Der von Position 13 gestartete Buemi lieferte in Yeongam ein starkes Rennen ab und war mit seiner Leistung dementsprechend zufrieden. «Das Auto war heute sehr wettbewerbsfähig und verfügte über einen guten Topspeed. Wenn wir weiter hart arbeiten, können wir Sauber in den verbleibenden Rennen noch überholen.» Trotz aller Euphorie dürfte Buemi Südkorea auch mit einigen Sorgenfalten verlassen haben. Jaime Alguersuari, sein direkter Konkurrent um den Verbleib bei Toro Rosso, hat ihn in der Fahrer-Wertung nämlich mittlerweile um sieben Zähler distanziert.

Yeongam. Grand Prix von Südkorea:

1. Sebastian Vettel (De), Red Bull-Renault.

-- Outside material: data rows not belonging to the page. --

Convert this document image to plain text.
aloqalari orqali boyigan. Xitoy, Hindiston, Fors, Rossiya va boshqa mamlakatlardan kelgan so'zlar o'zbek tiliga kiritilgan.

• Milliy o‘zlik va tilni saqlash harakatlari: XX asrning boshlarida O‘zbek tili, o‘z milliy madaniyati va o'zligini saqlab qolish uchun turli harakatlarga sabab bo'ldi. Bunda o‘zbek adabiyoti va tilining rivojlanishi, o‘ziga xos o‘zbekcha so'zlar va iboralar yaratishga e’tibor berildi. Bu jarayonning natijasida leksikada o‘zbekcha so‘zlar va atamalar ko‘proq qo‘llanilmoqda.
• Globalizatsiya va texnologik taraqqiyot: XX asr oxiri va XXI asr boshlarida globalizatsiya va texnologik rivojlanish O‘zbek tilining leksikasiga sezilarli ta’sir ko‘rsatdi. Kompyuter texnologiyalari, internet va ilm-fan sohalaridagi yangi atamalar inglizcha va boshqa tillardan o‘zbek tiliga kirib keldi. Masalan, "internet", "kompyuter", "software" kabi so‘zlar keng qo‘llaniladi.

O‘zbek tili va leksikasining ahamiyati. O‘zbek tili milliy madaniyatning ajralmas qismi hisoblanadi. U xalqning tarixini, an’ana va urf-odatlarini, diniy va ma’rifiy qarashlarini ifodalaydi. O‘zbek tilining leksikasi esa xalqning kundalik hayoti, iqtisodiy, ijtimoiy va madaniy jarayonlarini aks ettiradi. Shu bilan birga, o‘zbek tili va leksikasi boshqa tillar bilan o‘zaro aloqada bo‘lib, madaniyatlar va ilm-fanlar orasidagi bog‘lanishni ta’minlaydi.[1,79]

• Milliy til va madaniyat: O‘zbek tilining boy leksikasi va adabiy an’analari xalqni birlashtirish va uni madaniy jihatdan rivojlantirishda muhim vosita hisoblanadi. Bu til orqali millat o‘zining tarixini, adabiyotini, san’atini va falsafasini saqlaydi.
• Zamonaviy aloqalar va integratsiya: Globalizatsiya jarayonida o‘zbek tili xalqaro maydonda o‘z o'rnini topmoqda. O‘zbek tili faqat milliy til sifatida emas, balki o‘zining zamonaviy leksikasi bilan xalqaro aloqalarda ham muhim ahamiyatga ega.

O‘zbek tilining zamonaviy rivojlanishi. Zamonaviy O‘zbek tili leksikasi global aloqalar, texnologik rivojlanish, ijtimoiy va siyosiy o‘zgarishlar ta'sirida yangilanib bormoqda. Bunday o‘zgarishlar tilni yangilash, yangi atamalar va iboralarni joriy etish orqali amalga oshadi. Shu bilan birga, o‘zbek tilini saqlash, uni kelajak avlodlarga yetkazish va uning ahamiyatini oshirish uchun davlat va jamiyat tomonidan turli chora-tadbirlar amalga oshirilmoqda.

2. Lewis Hamilton (Gb), McLaren-Mercedes.

3. Mark Webber (Au), Red Bull-Renault.

4. Jenson Button (Gb), McLaren-Mercedes.

5. Fernando Alonso (Sp), Ferrari.

6. Felipe Massa (Br), Ferrari.

7. Jaime Alguersuari (Sp), Toro Rosso-Ferrari.

8. Nico Rosberg (De), Mercedes.

9. Sébastien Buemi (Sz), Toro Rosso-Ferrari.

10. Paul di Resta (Gb), Force India-Mercedes.

Ferner:

15. Kamui Kobayashi (Jap), Sauber-Ferrari.

16. Sergio Perez (Mex), Sauber-Ferrari.

WM-Stand Fahrer nach 16/19 Rennen:

1. Sebastian Vettel, Red Bull-Renault, 349.

2. Jenson Button, McLaren-Mercedes, 222.

3. Fernando Alonso, Ferrari, 212

4. Mark Webber, Red Bull-Renault, 209.

5. Lewis Hamilton, McLaren-Mercedes, 196.

6. Felipe Massa, Ferrari, 98.

7. Nico Rosberg, Mercedes, 67.

Ferner:

12. Kamui Kobayashi, Sauber-Ferrari, 27.

15. Sébastien Buemi, Toro Rosso-Ferrari, 15.

16. Sergio Perez, Sauber-Ferrari, 13.

WM-Stand Teams nach 16/19 Rennen:

1. Red Bull-Renault, 558.

2. McLaren-Mercedes, 418.

3. Ferrari, 310.

4. Mercedes, 127.

5. Lotus-Renault, 72.

6. Force India-Mercedes, 49.

7. Sauber-Ferrari, 40.

8. Toro Rosso-Ferrari, 37. (si)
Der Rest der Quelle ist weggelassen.